Bobby had crushes all the girls who loved Stirling. I don't know if he had a crush on me, and I see no reason he should have, but nevertheless, I would flirt with him sometimes. He was younger than me, which was extremely uncool, and he had too much acne, but there was that conscience thing. It was constantly pounding in my head, like a heartbeat in your temples. I was never forward with him - that is, I would just wink once and awhile. For Bobby's birthday, his parents threw him a big bash in their basement. Stirling was first to be invited, and I was told I could come along. Unfortunately, I'd made hanging out with Stirling and his friends a bit of a habit.

Bobby's party started off with fighting. Stirling was not a part of this - he never was. But Bobby had invited many people that had felt the need to make an appearance. This included his rich cousins and his lazy school-friends. This included little kids his mother had to beg him to invite and other boys' sisters. How the fighting started, I really couldn't tell you, but it got to the point where a few boys had to return home. This scared me. It was another thing I couldn't explain, but I surely had a case of goosebumps.

"Is there going to be party games?" I whispered to Stirling once we were safe inside the bathroom I had dragged him off into, "Why are we here?"

Stirling's eyes surveyed the tiny room, searching for answers, "I dunno," he whispered, "But it's not Bobby's fault."

I shrugged, "Whatever. I actually like Bobby. He's kinda shy and such, though. But that's just another reason I know he didn't start this whole mess."

"Boys are tameless," Stirling replied.

I smiled, "They just don't learn."

Stirling closed his eyes for a bit, "I guess we don't have to whisper," he said, loudly this time.

I walked over to the light switch and turned the on fan so it would drown out any sound that might leak out of the crack at the bottom of the door, then I climbed on top of the toilet and sat down on my hands.

"So did you see Charlie's sister. She's a junior. She's really pretty," Stirling said, tapping his foot on the tile to a song in his head unknown to me.

"You in love?" I asked. He thought I was teasing.

"No," he said plainly, with a shake of his head.

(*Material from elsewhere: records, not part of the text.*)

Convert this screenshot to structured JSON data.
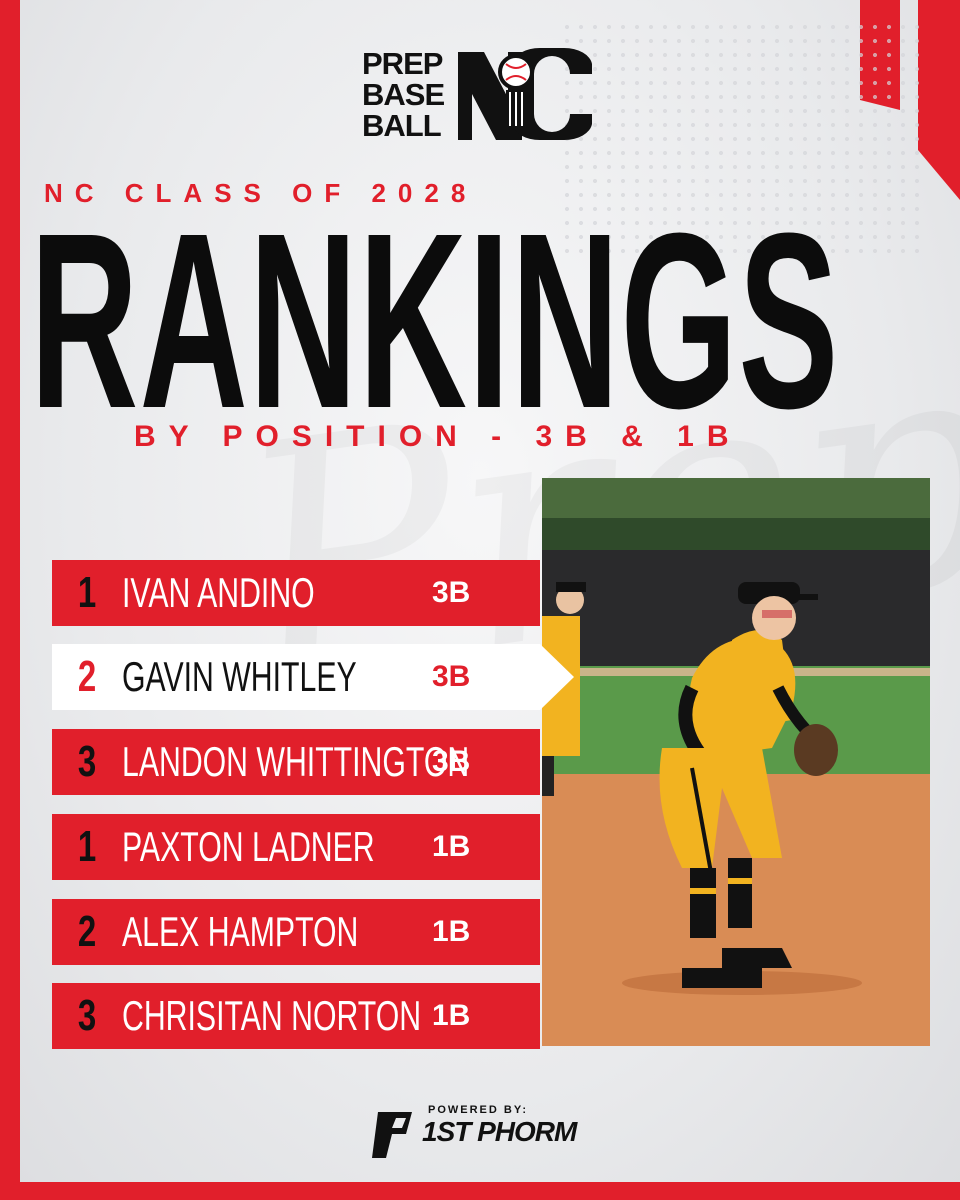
{
  "logo": {
    "words": [
      "PREP",
      "BASE",
      "BALL"
    ],
    "state": "NC"
  },
  "header": {
    "subtitle_top": "NC CLASS OF 2028",
    "title": "RANKINGS",
    "subtitle_bottom": "BY POSITION - 3B & 1B"
  },
  "rankings": [
    {
      "rank": "1",
      "name": "IVAN ANDINO",
      "position": "3B",
      "highlighted": false
    },
    {
      "rank": "2",
      "name": "GAVIN WHITLEY",
      "position": "3B",
      "highlighted": true
    },
    {
      "rank": "3",
      "name": "LANDON WHITTINGTON",
      "position": "3B",
      "highlighted": false
    },
    {
      "rank": "1",
      "name": "PAXTON LADNER",
      "position": "1B",
      "highlighted": false
    },
    {
      "rank": "2",
      "name": "ALEX HAMPTON",
      "position": "1B",
      "highlighted": false
    },
    {
      "rank": "3",
      "name": "CHRISITAN NORTON",
      "position": "1B",
      "highlighted": false
    }
  ],
  "sponsor": {
    "powered_by": "POWERED BY:",
    "brand": "1ST PHORM"
  },
  "colors": {
    "accent": "#e11f2b",
    "dark": "#0c0c0c",
    "uniform": "#f2b320"
  }
}
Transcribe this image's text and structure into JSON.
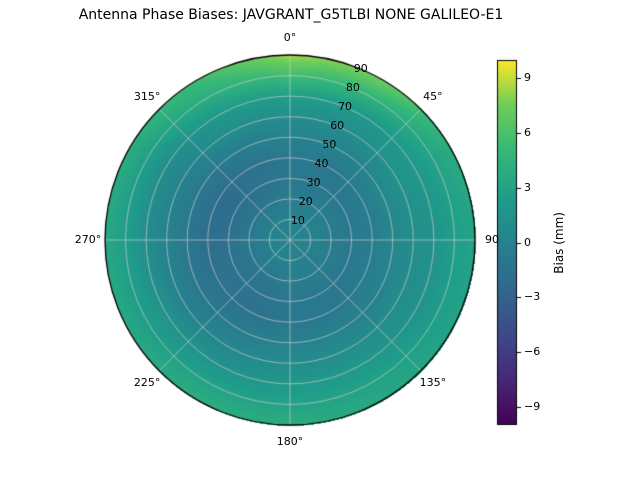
{
  "title": "Antenna Phase Biases: JAVGRANT_G5TLBI NONE GALILEO-E1",
  "chart_data": {
    "type": "heatmap",
    "projection": "polar",
    "title": "Antenna Phase Biases: JAVGRANT_G5TLBI NONE GALILEO-E1",
    "theta_zero_location": "top",
    "theta_direction": "clockwise",
    "theta_ticks_deg": [
      0,
      45,
      90,
      135,
      180,
      225,
      270,
      315
    ],
    "theta_tick_labels": [
      "0°",
      "45°",
      "90",
      "135°",
      "180°",
      "225°",
      "270°",
      "315°"
    ],
    "radial_ticks": [
      10,
      20,
      30,
      40,
      50,
      60,
      70,
      80,
      90
    ],
    "radial_tick_labels": [
      "10",
      "20",
      "30",
      "40",
      "50",
      "60",
      "70",
      "80",
      "90"
    ],
    "radial_label_angle_deg": 22.5,
    "grid": true,
    "azimuth_deg": [
      0,
      30,
      60,
      90,
      120,
      150,
      180,
      210,
      240,
      270,
      300,
      330
    ],
    "zenith_deg": [
      0,
      10,
      20,
      30,
      40,
      50,
      60,
      70,
      80,
      90
    ],
    "bias_mm": [
      [
        0.0,
        0.0,
        -0.5,
        -1.0,
        -1.0,
        0.0,
        1.0,
        2.5,
        5.5,
        8.5
      ],
      [
        0.0,
        0.0,
        -0.5,
        -1.0,
        -1.0,
        0.0,
        1.0,
        2.0,
        4.5,
        7.5
      ],
      [
        0.0,
        0.0,
        -0.5,
        -1.0,
        -0.5,
        0.5,
        1.5,
        2.0,
        3.0,
        4.0
      ],
      [
        0.0,
        0.0,
        -0.5,
        -1.0,
        -0.5,
        0.5,
        1.0,
        1.5,
        2.5,
        3.0
      ],
      [
        0.0,
        0.0,
        -0.5,
        -1.0,
        -0.5,
        0.0,
        1.0,
        1.5,
        2.5,
        3.0
      ],
      [
        0.0,
        0.0,
        -0.5,
        -1.0,
        -1.0,
        0.0,
        1.0,
        2.0,
        3.0,
        3.5
      ],
      [
        0.0,
        0.0,
        -0.5,
        -1.0,
        -1.0,
        0.0,
        1.0,
        2.0,
        3.0,
        4.0
      ],
      [
        0.0,
        0.0,
        -1.0,
        -1.5,
        -1.5,
        -0.5,
        0.5,
        1.5,
        3.0,
        4.0
      ],
      [
        0.0,
        0.0,
        -1.0,
        -1.5,
        -1.5,
        -1.0,
        0.0,
        1.5,
        2.5,
        3.5
      ],
      [
        0.0,
        0.0,
        -1.0,
        -1.5,
        -2.0,
        -1.0,
        0.0,
        1.0,
        2.5,
        3.5
      ],
      [
        0.0,
        0.0,
        -1.0,
        -2.0,
        -2.0,
        -1.0,
        0.0,
        1.0,
        2.5,
        4.0
      ],
      [
        0.0,
        0.0,
        -1.0,
        -1.5,
        -1.5,
        -0.5,
        1.0,
        2.0,
        4.0,
        5.5
      ]
    ],
    "colorbar": {
      "label": "Bias (mm)",
      "ticks": [
        9,
        6,
        3,
        0,
        -3,
        -6,
        -9
      ],
      "tick_labels": [
        "9",
        "6",
        "3",
        "0",
        "−3",
        "−6",
        "−9"
      ],
      "vmin": -10,
      "vmax": 10,
      "colormap": "viridis",
      "colormap_stops": [
        "#440154",
        "#482878",
        "#3e4a89",
        "#31688e",
        "#26828e",
        "#1f9e89",
        "#35b779",
        "#6dcd59",
        "#fde725"
      ]
    },
    "grid_color": "#cccccc",
    "background": "#ffffff"
  }
}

I chuckled, "We're not children anymore, I guess," I replied.

Stirling raised his eyebrows, "But we're not adults either," he said.

"Somewhere in between," I offered.

As we were leaving, a door was slamming. Bobby looked at us sheepishly. He dug his foot into the dirt that lay beyond his front porch. Stirling and mine's mother was waiting in the driveway, her cigarette out the window, in our little Honda.

"I guess we're having a little trouble with the house keeper's son," Bobby explained in a whisper.

I shrugged, implying it was none of my business anyway.

"Well, it's not really her son…Um, anyways, I'll see you at school Stirling?"

I was surprised that Bobby had said it like a question.

Stirling nodded, "Oh yeah, Bob. Oh, and great party! Happy birthday."

Bobby smiled and put his hands behind his back, flattered.

All of the sudden a wild man who seemed like a boy ran through the yard, screaming obscenities at some invisible person. He disappeared into the woods in front of Bobby's house before I could get an adequate look, but what I did notice were the blackest eyes I'd ever seen, yet somehow not sinister.

Bobby rolled his eyes, "I'm not related to him," he assured.

Both Stirling and I tried to laugh the comment off before we began slowly walking towards our mother's car.

"I've gotta go pick up Simon," Maeve, my mother told us as we were opening the car doors and she was taking the car out of "park."

"Allrighty then," I said with a sigh as I dropped into the front seat, giving one last wink to Bobby before we sped off.

I dreamt that night that an old man with a make-shift walking stick and horribly dark eyes was chasing my baby brother Simon through the forest. Simon was screaming and screaming (something he didn't do in reality) and I was somehow watching on the sidelines but could do nothing to help. I woke up fresh and ready to conquer the day the next morning.

I did not analyze that dream.

an: I think it's gonna stick this time.